The act came into force on 5 September 1988. Although benami transactions are now illegal, the act had limited success in curbing them. Updated versions were therefore passed in 2011 and 2016, seeking to more comprehensively enforce the prohibition.

== Etymology ==
Benami is a word in various North Indian languages that means "without name" or "nameless". In this Act, the word is used to define a transaction in which the real beneficiary is not the one in whose name a property is purchased. As a result, the person in whose name the property is purchased or held is just a mask of the real beneficiary.

== Background ==
In 1973, the Law Commission of India after studying various Acts and the prevailing benami system, recommended formulating an Act to tackle the issue. Accordingly, the Benami Transactions (Prohibition) Act, 1988 was enacted by the Parliament which came into force on 19 May 1988.

However, due to various deficiencies in the Act, the rules required for operationalising the Act were not framed. To address these deficiencies, the Govt of India introduced Benami Transactions (Prohibition) Bill, 2011.

== Amendments ==
In an attempt to curb black money, in July 2016, the Modi government decided to amend the original act which was subsequently passed by the Parliament of India as "The Benami Transactions (Prohibition) Amendment Act, 2016". Thereafter, the Government notified the provisions of the act to come into force from 1 November 2016. Mint newspaper reported that the Benami Act along with the Black Money (Undisclosed Foreign Income and Assets) and Imposition of Tax Act, 2015, would help the Government in its fight against black money both within and outside the country.
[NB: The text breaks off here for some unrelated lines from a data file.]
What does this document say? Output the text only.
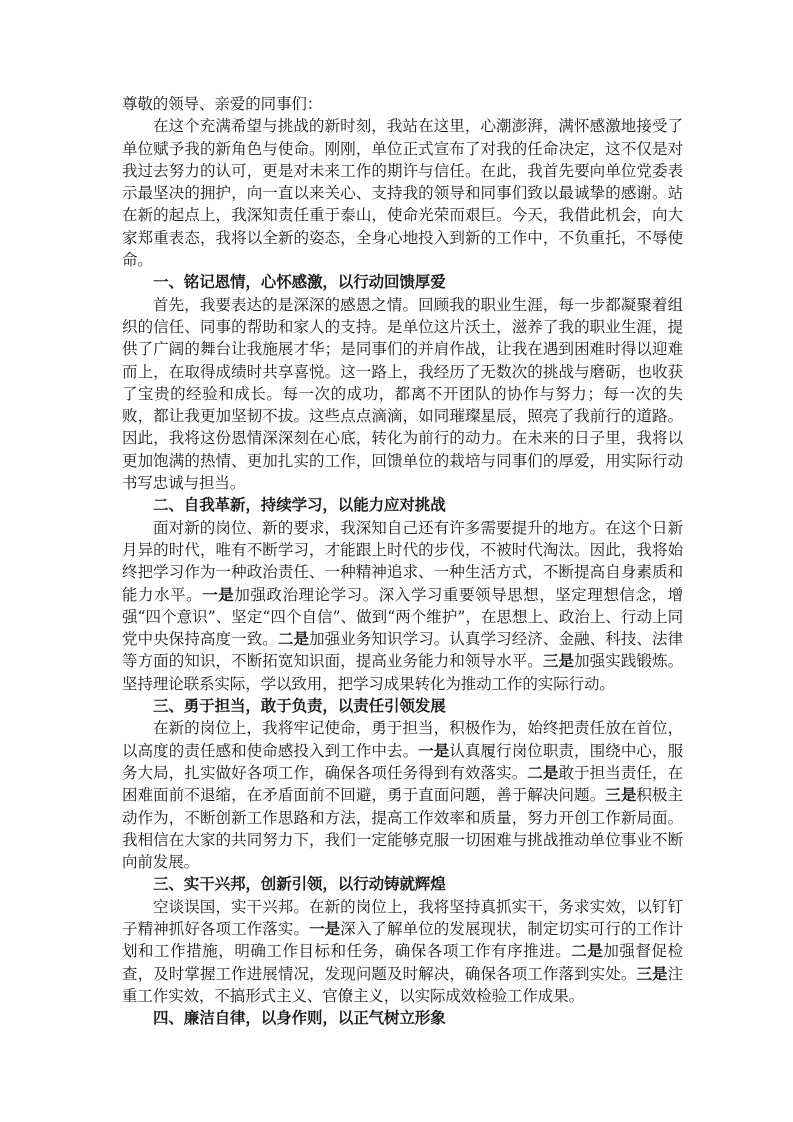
尊敬的领导、亲爱的同事们：

在这个充满希望与挑战的新时刻，我站在这里，心潮澎湃，满怀感激地接受了单位赋予我的新角色与使命。刚刚，单位正式宣布了对我的任命决定，这不仅是对我过去努力的认可，更是对未来工作的期许与信任。在此，我首先要向单位党委表示最坚决的拥护，向一直以来关心、支持我的领导和同事们致以最诚挚的感谢。站在新的起点上，我深知责任重于泰山，使命光荣而艰巨。今天，我借此机会，向大家郑重表态，我将以全新的姿态，全身心地投入到新的工作中，不负重托，不辱使命。

一、铭记恩情，心怀感激，以行动回馈厚爱

首先，我要表达的是深深的感恩之情。回顾我的职业生涯，每一步都凝聚着组织的信任、同事的帮助和家人的支持。是单位这片沃土，滋养了我的职业生涯，提供了广阔的舞台让我施展才华；是同事们的并肩作战，让我在遇到困难时得以迎难而上，在取得成绩时共享喜悦。这一路上，我经历了无数次的挑战与磨砺，也收获了宝贵的经验和成长。每一次的成功，都离不开团队的协作与努力；每一次的失败，都让我更加坚韧不拔。这些点点滴滴，如同璀璨星辰，照亮了我前行的道路。因此，我将这份恩情深深刻在心底，转化为前行的动力。在未来的日子里，我将以更加饱满的热情、更加扎实的工作，回馈单位的栽培与同事们的厚爱，用实际行动书写忠诚与担当。

二、自我革新，持续学习，以能力应对挑战

面对新的岗位、新的要求，我深知自己还有许多需要提升的地方。在这个日新月异的时代，唯有不断学习，才能跟上时代的步伐，不被时代淘汰。因此，我将始终把学习作为一种政治责任、一种精神追求、一种生活方式，不断提高自身素质和能力水平。一是加强政治理论学习。深入学习重要领导思想，坚定理想信念，增强“四个意识”、坚定“四个自信”、做到“两个维护”，在思想上、政治上、行动上同党中央保持高度一致。二是加强业务知识学习。认真学习经济、金融、科技、法律等方面的知识，不断拓宽知识面，提高业务能力和领导水平。三是加强实践锻炼。坚持理论联系实际，学以致用，把学习成果转化为推动工作的实际行动。

三、勇于担当，敢于负责，以责任引领发展

在新的岗位上，我将牢记使命，勇于担当，积极作为，始终把责任放在首位，以高度的责任感和使命感投入到工作中去。一是认真履行岗位职责，围绕中心，服务大局，扎实做好各项工作，确保各项任务得到有效落实。二是敢于担当责任，在困难面前不退缩，在矛盾面前不回避，勇于直面问题，善于解决问题。三是积极主动作为，不断创新工作思路和方法，提高工作效率和质量，努力开创工作新局面。我相信在大家的共同努力下，我们一定能够克服一切困难与挑战推动单位事业不断向前发展。

三、实干兴邦，创新引领，以行动铸就辉煌

空谈误国，实干兴邦。在新的岗位上，我将坚持真抓实干，务求实效，以钉钉子精神抓好各项工作落实。一是深入了解单位的发展现状，制定切实可行的工作计划和工作措施，明确工作目标和任务，确保各项工作有序推进。二是加强督促检查，及时掌握工作进展情况，发现问题及时解决，确保各项工作落到实处。三是注重工作实效，不搞形式主义、官僚主义，以实际成效检验工作成果。

四、廉洁自律，以身作则，以正气树立形象
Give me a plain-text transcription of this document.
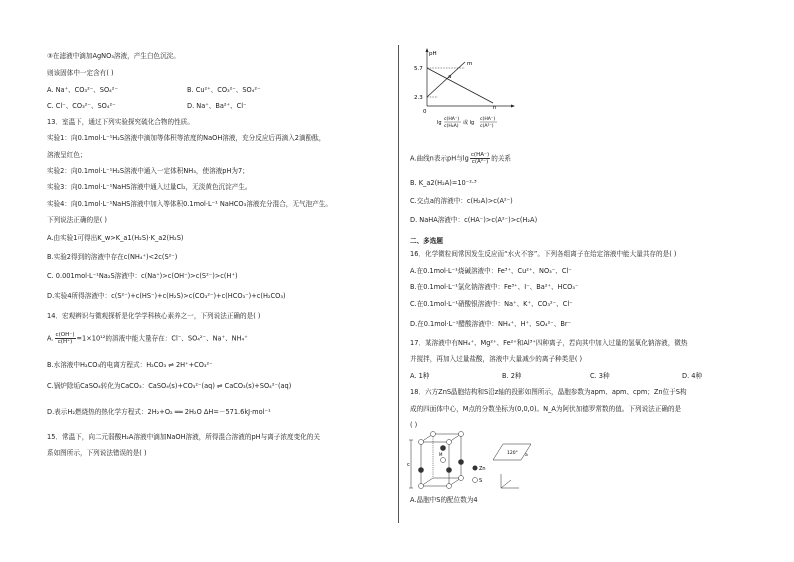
③在滤液中滴加AgNO₃溶液，产生白色沉淀。
则该固体中一定含有( )
A. Na⁺、CO₃²⁻、SO₄²⁻	B. Cu²⁺、CO₃²⁻、SO₄²⁻
C. Cl⁻、CO₃²⁻、SO₄²⁻	D. Na⁺、Ba²⁺、Cl⁻
13．室温下，通过下列实验探究硫化合物的性质。
实验1：向0.1mol·L⁻¹H₂S溶液中滴加等体积等浓度的NaOH溶液，充分反应后再滴入2滴酚酞，
溶液呈红色；
实验2：向0.1mol·L⁻¹H₂S溶液中通入一定体积NH₃，使溶液pH为7；
实验3：向0.1mol·L⁻¹NaHS溶液中通入过量Cl₂，无淡黄色沉淀产生。
实验4：向0.1mol·L⁻¹NaHS溶液中加入等体积0.1mol·L⁻¹ NaHCO₃溶液充分混合，无气泡产生。
下列说法正确的是( )
A.由实验1可得出K_w>K_a1(H₂S)·K_a2(H₂S)
B.实验2得到的溶液中存在c(NH₄⁺)<2c(S²⁻)
C. 0.001mol·L⁻¹Na₂S溶液中：c(Na⁺)>c(OH⁻)>c(S²⁻)>c(H⁺)
D.实验4所得溶液中：c(S²⁻)+c(HS⁻)+c(H₂S)>c(CO₃²⁻)+c(HCO₃⁻)+c(H₂CO₃)
14．宏观辨识与微观探析是化学学科核心素养之一，下列说法正确的是( )
A. $\frac{c(OH^-)}{c(H^+)} =1\times 10^{12}$的溶液中能大量存在：Cl⁻、SO₄²⁻、Na⁺、NH₄⁺
B.水溶液中H₂CO₃的电离方程式：H₂CO₃ ⇌ 2H⁺+CO₃²⁻
C.锅炉除垢CaSO₄转化为CaCO₃：CaSO₄(s)+CO₃²⁻(aq) ⇌ CaCO₃(s)+SO₄²⁻(aq)
D.表示H₂燃烧热的热化学方程式：2H₂+O₂ ══ 2H₂O ΔH=－571.6kJ·mol⁻¹
15．常温下，向二元弱酸H₂A溶液中滴加NaOH溶液，所得混合溶液的pH与离子浓度变化的关
系如图所示，下列说法错误的是( )
pH
5.7
2.3
0
m
n
a
lg
c(HA⁻)
c(H₂A)
或 lg
c(HA⁻)
c(A²⁻)
A.曲线n表示pH与$\lg \frac{c(HA^-)}{\text{c(A²⁻)}}$ 的关系
B. K_a2(H₂A)=10⁻²·³
C.交点a的溶液中：c(H₂A)>c(A²⁻)
D. NaHA溶液中：c(HA⁻)>c(A²⁻)>c(H₂A)
二、多选题
16．化学微粒间常因发生反应而“水火不容”。下列各组离子在给定溶液中能大量共存的是( )
A.在0.1mol·L⁻¹烧碱溶液中：Fe³⁺、Cu²⁺、NO₃⁻、Cl⁻
B.在0.1mol·L⁻¹氯化钠溶液中：Fe³⁺、I⁻、Ba²⁺、HCO₃⁻
C.在0.1mol·L⁻¹硝酸银溶液中：Na⁺、K⁺、CO₃²⁻、Cl⁻
D.在0.1mol·L⁻¹醋酸溶液中：NH₄⁺、H⁺、SO₄²⁻、Br⁻
17．某溶液中有NH₄⁺、Mg²⁺、Fe²⁺和Al³⁺四种离子，若向其中加入过量的氢氧化钠溶液，微热
并搅拌，再加入过量盐酸，溶液中大量减少的离子种类是( )
A. 1种	B. 2种	C. 3种	D. 4种
18．六方ZnS晶胞结构和S沿z轴的投影如图所示，晶胞参数为apm、apm、cpm；Zn位于S构
成的四面体中心，M点的分数坐标为(0,0,0)。N_A为阿伏加德罗常数的值。下列说法正确的是
( )
c
M
Zn
S
120° a
A.晶胞中S的配位数为4
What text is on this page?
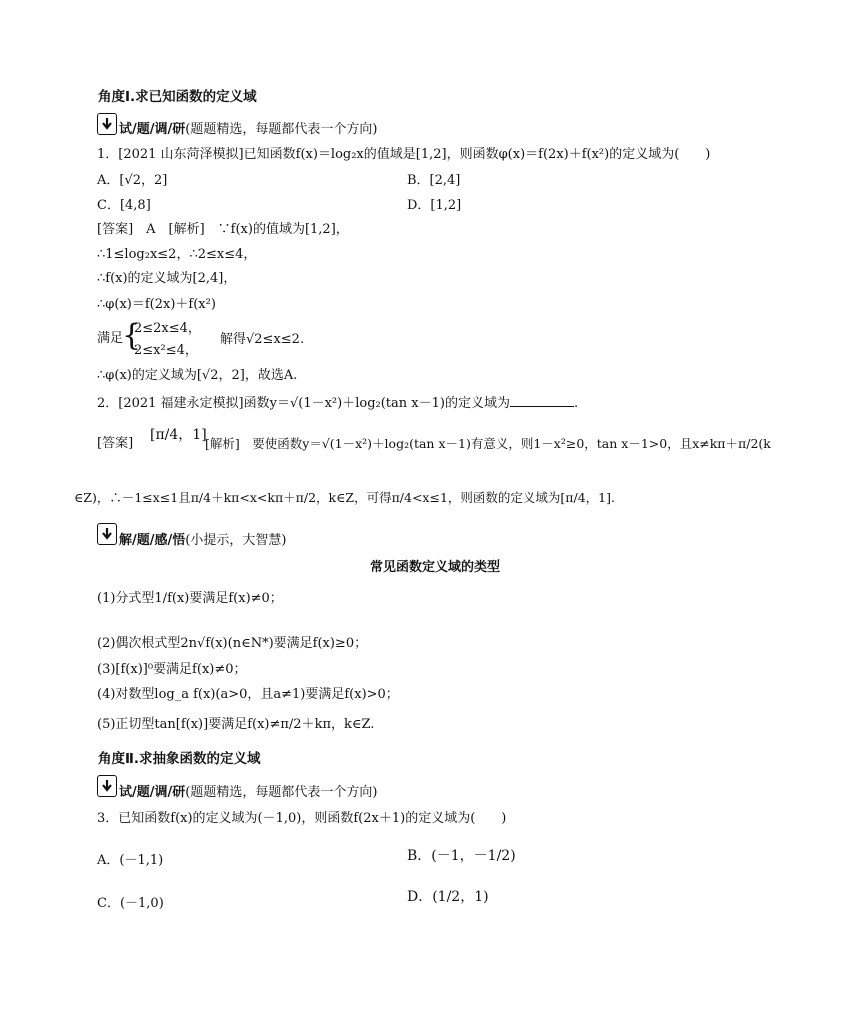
角度Ⅰ.求已知函数的定义域
试/题/调/研(题题精选，每题都代表一个方向)
1．[2021 山东菏泽模拟]已知函数f(x)＝log₂x的值域是[1,2]，则函数φ(x)＝f(2x)＋f(x²)的定义域为(　　)
A．[√2，2]	B．[2,4]
C．[4,8]	D．[1,2]
[答案]　A　[解析]　∵f(x)的值域为[1,2]，
∴1≤log₂x≤2，∴2≤x≤4，
∴f(x)的定义域为[2,4]，
∴φ(x)＝f(2x)＋f(x²)
满足
{
2≤2x≤4，
2≤x²≤4，
解得√2≤x≤2.
∴φ(x)的定义域为[√2，2]，故选A.
2．[2021 福建永定模拟]函数y＝√(1－x²)＋log₂(tan x－1)的定义域为	.
[答案]
[π/4，1]
[解析]　要使函数y＝√(1－x²)＋log₂(tan x－1)有意义，则1－x²≥0，tan x－1>0，且x≠kπ＋π/2(k
∈Z)，∴－1≤x≤1且π/4＋kπ<x<kπ＋π/2，k∈Z，可得π/4<x≤1，则函数的定义域为[π/4，1].
解/题/感/悟(小提示，大智慧)
常见函数定义域的类型
(1)分式型1/f(x)要满足f(x)≠0；
(2)偶次根式型2n√f(x)(n∈N*)要满足f(x)≥0；
(3)[f(x)]⁰要满足f(x)≠0；
(4)对数型log_a f(x)(a>0，且a≠1)要满足f(x)>0；
(5)正切型tan[f(x)]要满足f(x)≠π/2＋kπ，k∈Z.
角度Ⅱ.求抽象函数的定义域
试/题/调/研(题题精选，每题都代表一个方向)
3．已知函数f(x)的定义域为(－1,0)，则函数f(2x＋1)的定义域为(　　)
A．(－1,1)	B．(－1，－1/2)
C．(－1,0)	D．(1/2，1)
The 2016 Act also has safeguard mechanisms such as the adjudicating authority and the appellate mechanism.

The act "prohibits illegal benami transactions, and provides imprisonment up to seven years and fine for violation of the Act which may extend to 25% of the fair market value of the benami property."

== Enforcement ==
=== Authorities ===
The Act establishes four authorities to conduct inquiries regarding benami transactions:

| Sl. No. | Name of Authority | Post of Authority | Responsibility |
|---|---|---|---|
| 1 | Initiating Officer | Assistant Commissioner of Income-Tax (ACIT) or a Deputy Commissioner of Income-Tax (DCIT) | Notice and attachment of property |
| 2 | Approving Authority | Additional Commissioner of Income-Tax (AdlCIT) or a Joint Commissioner of Income-Tax(JCIT) | Notice to furnish evidence |
| 3 | Administrator | Income Tax Officer (ITO) | Possession and management of properties confiscated |
| 4 | Adjudicating Authority | Officers Drawn from ITD | Confiscation and vesting of property |

=== Results ===
On 26 July 2017, the Modi government told the Rajya Sabha that after coming into force from 1 November 2016, properties worth over ₹800 crore were under attachment in more than 400 proxy transaction cases identified so far. Furthermore, the government has set up 24 Benami Prohibition Units (BPUs) across India for taking action under the Benami Act.